There is no treatment currently available to reverse dry macular degeneration. This condition normally progresses slowly, and many people are able to live relatively normal lives, especially if vision is affected only minimally. The good news is that the progression can be slowed by taking high doses of vitamins A, C, E and the mineral Zinc.
In wet macular degeneration, new abnormal blood vessels behind the retina begin forming at a rapid rate. These vessels begin to leak blood and fluid, causing damage to the macula, the region of the retina responsible for central vision. The doctor will prescribe treatment based on the location and extent of the abnormal blood vessels.
Anti-angiogenic medicine is a drug treatment that directly targets the growing blood vessels in patients with wet macular degeneration. After the ophthalmologist numbs the eye with an anesthetic, the drug, called pegaptanib sodium (Macugen®) is injected into the affected eye. The medicine stops or slows the blood vessels from growing, leaking and bleeding. The treatment is given every six weeks to prevent the blood vessels from causing more vision loss. This therapy causes less damage to the retina than the laser treatments described below.
Photocoagulation, also known as laser treatment, uses a high-energy laser beam to create small burns in areas of the retina with abnormal blood vessels. This treatment is used when the abnormal blood vessels are not yet under the area of central vision (fovea). Because it is uncommon for the blood vessels to spare the fovea, only a small number of patients are candidates for the procedure. The doctor determines who may benefit from the treatment based on the location and appearance of the blood vessels, the amount of blood leakage, and the overall health of the macula.
Photodynamic Therapy: The location of the abnormal blood vessels often determines which treatment is selected. In this treatment, a drug called verteporfin (Visudyne®) is injected into the bloodstream. The drug concentrates in the abnormal blood vessels under the macula. The doctor then focuses cold-laser light at the macula, which activates the drug and leads to the closing off of the abnormal vessels without damage to the macula.

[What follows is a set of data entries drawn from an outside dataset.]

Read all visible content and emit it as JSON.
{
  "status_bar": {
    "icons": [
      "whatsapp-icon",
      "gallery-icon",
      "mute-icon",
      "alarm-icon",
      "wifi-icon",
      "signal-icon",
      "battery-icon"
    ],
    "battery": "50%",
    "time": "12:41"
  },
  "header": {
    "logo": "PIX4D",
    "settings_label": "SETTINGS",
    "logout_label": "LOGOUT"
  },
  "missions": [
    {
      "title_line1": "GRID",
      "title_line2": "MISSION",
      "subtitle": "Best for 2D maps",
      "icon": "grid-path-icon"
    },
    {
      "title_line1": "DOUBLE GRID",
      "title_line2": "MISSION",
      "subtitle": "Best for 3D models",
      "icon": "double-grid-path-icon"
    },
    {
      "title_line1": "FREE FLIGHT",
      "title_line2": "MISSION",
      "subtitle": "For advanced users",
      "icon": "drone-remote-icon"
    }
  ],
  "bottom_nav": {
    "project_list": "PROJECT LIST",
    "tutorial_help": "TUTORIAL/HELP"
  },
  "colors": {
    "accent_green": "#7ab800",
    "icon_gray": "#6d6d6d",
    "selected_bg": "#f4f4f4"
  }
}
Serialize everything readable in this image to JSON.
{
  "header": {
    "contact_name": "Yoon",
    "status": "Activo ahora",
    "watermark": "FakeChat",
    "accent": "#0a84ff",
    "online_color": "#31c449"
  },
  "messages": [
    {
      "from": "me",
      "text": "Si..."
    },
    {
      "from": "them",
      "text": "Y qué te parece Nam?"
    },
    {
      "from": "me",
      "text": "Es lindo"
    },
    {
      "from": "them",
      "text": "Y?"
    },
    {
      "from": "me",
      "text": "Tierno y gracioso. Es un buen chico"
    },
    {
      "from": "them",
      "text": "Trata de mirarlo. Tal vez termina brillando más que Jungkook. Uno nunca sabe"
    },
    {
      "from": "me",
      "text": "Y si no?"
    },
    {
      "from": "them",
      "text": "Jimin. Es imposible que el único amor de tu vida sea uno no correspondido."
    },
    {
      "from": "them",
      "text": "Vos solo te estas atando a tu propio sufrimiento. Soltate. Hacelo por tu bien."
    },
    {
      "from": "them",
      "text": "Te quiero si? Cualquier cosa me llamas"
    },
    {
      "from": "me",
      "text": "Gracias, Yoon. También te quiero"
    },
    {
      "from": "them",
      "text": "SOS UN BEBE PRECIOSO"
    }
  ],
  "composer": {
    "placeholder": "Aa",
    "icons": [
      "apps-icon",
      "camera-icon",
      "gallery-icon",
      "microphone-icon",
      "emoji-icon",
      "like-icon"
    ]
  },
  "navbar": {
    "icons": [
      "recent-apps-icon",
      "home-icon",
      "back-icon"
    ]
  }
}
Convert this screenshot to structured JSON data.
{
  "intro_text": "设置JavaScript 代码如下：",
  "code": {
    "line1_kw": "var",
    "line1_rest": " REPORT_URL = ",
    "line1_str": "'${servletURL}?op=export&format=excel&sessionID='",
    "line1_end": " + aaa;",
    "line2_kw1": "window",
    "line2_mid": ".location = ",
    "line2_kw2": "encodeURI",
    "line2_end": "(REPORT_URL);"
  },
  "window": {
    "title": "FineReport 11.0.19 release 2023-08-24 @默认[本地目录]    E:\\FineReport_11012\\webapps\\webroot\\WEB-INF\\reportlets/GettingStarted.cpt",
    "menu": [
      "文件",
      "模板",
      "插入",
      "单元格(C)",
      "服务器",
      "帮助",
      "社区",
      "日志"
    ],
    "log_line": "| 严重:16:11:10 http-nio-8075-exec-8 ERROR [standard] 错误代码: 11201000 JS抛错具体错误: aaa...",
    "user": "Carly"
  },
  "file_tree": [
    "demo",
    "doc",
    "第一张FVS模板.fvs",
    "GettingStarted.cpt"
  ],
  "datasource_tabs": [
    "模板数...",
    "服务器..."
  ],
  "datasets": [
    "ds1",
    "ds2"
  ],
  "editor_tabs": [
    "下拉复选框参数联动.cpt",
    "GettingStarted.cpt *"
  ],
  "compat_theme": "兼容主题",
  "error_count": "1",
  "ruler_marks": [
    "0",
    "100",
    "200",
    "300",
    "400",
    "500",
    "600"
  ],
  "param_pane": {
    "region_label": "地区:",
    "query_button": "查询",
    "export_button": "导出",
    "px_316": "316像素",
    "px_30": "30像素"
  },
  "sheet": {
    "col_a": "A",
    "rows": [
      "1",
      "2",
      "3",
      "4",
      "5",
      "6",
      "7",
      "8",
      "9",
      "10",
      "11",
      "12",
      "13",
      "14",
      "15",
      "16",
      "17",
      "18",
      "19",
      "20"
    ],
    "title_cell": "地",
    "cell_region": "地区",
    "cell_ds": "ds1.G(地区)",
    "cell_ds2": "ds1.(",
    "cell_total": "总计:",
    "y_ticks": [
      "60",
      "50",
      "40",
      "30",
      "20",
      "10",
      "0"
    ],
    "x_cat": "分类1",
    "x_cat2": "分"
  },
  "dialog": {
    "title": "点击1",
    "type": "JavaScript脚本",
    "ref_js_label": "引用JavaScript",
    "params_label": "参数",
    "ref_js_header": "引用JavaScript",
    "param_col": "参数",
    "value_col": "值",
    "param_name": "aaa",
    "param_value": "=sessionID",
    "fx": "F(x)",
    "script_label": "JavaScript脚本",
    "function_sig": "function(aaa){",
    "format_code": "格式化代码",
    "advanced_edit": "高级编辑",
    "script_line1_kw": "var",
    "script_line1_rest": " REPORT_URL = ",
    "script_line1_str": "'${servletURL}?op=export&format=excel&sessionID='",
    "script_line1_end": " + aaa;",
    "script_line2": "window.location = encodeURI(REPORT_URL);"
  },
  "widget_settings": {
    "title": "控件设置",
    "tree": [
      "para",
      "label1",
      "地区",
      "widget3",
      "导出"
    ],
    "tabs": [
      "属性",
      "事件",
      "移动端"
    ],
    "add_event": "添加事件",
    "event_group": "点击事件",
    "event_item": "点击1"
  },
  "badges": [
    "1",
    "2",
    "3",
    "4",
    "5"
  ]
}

Macular Translocation Surgery ia a procedure used in rare circumstances for patients with recent visual loss associated with wet macular degeneration and who still have healthy tissue around the fovea. It is especially useful when there is a large amount of bleeding under the macula (an uncommon complication of wet macular degeneration) In this procedure, the surgeon detaches the retina, shifts the fovea away from the abnormal blood vessels and relocates it over healthy tissue. With the abnormal vessels exposed (previously under the fovea), the surgeon can remove them with tiny instruments. Since the fovea has been shifted to a new location, it can function without interference from the macular degeneration changes.
Submacular surgery, transpapillary thermotherapy and radiation therapy were once thought to be promising treatments. Unfortunately, vigorous scientific study finally proved that these treatments have very limited value for age-related macular degeneration treatment.